Dalam banyak kasus, Bling Libra menyerang target akhirnya melalui penyedia layanan cloud pihak ketiga. Dalam kasus Ticketmaster dan lainnya, penyedia tersebut adalah Snowflake, dan penyerang menggunakan kredensial akun cloud yang sah yang rentan karena tidak mengaktifkan otentikasi multifaktor (MFA). Kurangnya MFA dan "tren yang mengkhawatirkan tentang kredensial yang terlalu permisif" adalah tema umum tidak hanya dalam cara Bling Libra dan penyerang lainnya mendapatkan akses ke lingkungan cloud, tulis para peneliti.

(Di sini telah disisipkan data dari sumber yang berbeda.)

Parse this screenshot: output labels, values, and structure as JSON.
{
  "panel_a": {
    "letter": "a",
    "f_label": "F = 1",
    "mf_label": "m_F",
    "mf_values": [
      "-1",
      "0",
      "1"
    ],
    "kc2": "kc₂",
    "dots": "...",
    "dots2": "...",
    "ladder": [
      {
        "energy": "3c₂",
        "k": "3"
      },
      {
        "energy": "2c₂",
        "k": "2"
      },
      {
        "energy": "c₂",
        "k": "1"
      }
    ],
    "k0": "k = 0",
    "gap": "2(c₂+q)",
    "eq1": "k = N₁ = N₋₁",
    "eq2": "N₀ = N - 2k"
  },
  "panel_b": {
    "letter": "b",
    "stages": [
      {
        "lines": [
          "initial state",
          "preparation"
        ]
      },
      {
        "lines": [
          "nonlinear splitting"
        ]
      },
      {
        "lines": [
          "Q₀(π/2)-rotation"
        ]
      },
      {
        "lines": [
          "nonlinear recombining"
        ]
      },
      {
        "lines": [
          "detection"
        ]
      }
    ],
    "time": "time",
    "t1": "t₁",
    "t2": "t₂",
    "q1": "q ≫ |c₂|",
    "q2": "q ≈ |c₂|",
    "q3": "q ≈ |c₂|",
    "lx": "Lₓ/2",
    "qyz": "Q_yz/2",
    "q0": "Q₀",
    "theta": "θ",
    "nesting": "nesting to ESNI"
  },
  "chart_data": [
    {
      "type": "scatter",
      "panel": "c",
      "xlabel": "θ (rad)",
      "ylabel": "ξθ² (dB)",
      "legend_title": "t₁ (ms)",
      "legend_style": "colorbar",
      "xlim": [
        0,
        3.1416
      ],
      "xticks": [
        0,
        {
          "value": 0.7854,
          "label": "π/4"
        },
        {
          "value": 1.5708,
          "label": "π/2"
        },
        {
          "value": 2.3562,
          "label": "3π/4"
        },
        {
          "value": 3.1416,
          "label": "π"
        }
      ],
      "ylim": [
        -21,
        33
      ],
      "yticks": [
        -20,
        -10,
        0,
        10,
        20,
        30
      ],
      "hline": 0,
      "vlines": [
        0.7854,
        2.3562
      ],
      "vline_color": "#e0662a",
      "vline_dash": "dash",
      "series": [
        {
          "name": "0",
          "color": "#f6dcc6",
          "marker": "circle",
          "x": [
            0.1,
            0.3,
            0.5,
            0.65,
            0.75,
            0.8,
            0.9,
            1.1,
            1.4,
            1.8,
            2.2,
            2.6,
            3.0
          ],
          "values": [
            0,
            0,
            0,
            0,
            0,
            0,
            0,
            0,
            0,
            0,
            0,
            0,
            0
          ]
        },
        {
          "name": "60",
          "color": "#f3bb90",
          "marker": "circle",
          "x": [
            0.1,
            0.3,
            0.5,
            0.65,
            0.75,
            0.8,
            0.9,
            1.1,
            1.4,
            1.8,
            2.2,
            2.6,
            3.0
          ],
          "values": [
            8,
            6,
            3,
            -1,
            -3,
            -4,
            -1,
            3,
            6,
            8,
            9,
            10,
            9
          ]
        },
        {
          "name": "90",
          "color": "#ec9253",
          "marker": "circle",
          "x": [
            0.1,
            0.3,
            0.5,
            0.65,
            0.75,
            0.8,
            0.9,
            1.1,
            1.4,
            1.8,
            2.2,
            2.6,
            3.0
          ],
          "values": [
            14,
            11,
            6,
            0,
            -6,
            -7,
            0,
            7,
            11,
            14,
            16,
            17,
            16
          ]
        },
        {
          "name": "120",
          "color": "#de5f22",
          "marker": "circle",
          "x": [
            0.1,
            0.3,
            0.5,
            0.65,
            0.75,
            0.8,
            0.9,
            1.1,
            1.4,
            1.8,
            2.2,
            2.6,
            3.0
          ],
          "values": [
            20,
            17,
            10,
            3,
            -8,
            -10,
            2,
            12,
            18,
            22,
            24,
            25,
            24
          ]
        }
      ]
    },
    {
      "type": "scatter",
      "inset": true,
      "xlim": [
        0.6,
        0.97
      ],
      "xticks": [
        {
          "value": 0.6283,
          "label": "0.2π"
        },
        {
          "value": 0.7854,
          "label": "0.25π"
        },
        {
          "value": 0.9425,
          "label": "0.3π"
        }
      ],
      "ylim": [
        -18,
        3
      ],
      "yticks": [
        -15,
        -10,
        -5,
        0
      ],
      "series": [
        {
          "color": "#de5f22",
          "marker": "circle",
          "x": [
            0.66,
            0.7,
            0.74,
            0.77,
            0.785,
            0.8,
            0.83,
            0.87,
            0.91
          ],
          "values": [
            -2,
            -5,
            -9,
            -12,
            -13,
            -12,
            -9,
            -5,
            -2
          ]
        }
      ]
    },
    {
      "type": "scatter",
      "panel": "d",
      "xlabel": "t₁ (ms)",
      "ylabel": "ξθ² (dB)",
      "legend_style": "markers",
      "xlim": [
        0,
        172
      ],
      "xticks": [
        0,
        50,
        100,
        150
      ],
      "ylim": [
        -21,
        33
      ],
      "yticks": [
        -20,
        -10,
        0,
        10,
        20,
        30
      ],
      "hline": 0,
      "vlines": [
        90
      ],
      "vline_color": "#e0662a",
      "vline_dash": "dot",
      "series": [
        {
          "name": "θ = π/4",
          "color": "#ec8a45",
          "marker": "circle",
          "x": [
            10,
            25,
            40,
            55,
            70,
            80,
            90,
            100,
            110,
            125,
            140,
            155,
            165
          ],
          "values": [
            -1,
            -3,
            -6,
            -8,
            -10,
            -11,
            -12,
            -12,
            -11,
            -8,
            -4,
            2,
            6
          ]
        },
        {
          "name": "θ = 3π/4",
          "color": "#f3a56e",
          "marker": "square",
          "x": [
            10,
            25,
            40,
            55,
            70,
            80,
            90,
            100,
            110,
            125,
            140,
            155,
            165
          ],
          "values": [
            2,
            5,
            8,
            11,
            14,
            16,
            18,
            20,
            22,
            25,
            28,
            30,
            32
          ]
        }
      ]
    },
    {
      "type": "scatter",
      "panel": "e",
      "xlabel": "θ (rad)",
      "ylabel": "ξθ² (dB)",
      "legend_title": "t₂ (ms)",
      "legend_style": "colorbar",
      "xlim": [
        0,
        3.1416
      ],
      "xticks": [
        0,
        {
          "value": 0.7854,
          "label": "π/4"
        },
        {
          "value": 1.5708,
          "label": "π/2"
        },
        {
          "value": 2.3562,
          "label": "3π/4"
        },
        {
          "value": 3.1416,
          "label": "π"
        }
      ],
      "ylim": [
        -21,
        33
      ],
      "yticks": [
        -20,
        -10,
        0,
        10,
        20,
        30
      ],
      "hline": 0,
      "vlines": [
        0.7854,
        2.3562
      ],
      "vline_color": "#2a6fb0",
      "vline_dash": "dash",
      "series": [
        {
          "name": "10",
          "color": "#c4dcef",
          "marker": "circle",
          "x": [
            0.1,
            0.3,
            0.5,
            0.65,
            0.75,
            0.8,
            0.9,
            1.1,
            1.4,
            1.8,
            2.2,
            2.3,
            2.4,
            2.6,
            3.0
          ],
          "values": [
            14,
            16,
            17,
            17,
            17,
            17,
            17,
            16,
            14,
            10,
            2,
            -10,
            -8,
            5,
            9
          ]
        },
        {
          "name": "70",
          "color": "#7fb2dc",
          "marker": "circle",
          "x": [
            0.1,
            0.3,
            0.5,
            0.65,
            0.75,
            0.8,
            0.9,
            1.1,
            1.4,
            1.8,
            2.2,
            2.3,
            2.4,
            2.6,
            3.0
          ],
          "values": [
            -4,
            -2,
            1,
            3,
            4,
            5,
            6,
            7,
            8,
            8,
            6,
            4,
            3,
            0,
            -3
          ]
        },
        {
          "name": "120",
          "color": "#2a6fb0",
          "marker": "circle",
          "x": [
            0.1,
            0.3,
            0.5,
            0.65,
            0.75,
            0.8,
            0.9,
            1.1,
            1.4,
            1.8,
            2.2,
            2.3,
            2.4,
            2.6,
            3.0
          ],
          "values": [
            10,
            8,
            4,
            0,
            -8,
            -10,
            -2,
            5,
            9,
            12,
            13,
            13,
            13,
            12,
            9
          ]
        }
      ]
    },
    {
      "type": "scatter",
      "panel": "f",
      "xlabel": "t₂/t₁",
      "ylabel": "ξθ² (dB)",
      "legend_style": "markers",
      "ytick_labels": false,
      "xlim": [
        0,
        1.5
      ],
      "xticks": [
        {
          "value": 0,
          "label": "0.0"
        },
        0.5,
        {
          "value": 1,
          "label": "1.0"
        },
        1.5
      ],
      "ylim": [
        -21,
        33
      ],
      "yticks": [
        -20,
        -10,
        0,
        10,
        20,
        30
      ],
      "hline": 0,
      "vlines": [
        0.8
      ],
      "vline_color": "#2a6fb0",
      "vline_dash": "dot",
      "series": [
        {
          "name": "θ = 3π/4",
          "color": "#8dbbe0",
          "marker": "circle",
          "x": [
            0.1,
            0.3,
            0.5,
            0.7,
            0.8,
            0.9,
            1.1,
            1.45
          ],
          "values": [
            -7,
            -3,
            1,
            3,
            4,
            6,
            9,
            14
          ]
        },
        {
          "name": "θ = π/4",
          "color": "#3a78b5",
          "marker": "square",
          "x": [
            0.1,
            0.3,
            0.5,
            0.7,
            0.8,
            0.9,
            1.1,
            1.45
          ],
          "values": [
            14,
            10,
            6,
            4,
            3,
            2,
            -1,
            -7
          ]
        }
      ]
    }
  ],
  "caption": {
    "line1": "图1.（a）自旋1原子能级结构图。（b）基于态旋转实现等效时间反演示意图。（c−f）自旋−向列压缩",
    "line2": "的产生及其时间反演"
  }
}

Seiring dengan semakin banyak organisasi yang memindahkan operasi penting mereka ke cloud, para pembela harus menyelesaikan masalah dasar seputar otentikasi dan izin agar dapat mencegah kompromi oleh aktor yang berpengalaman, kata mereka. Unit 42 merekomendasikan agar organisasi selalu menggunakan MFA sebisa mungkin untuk menghindari skenario akses awal yang dimanfaatkan oleh Bling Libra dalam serangan tersebut. Menggunakan solusi IAM yang aman yang membatasi izin pengguna hanya untuk proses dan aset yang mereka butuhkan (terlepas dari kebijakan IAM individual di setiap akun) juga dapat mencegah penyerang mengakses data sensitif, kata para peneliti.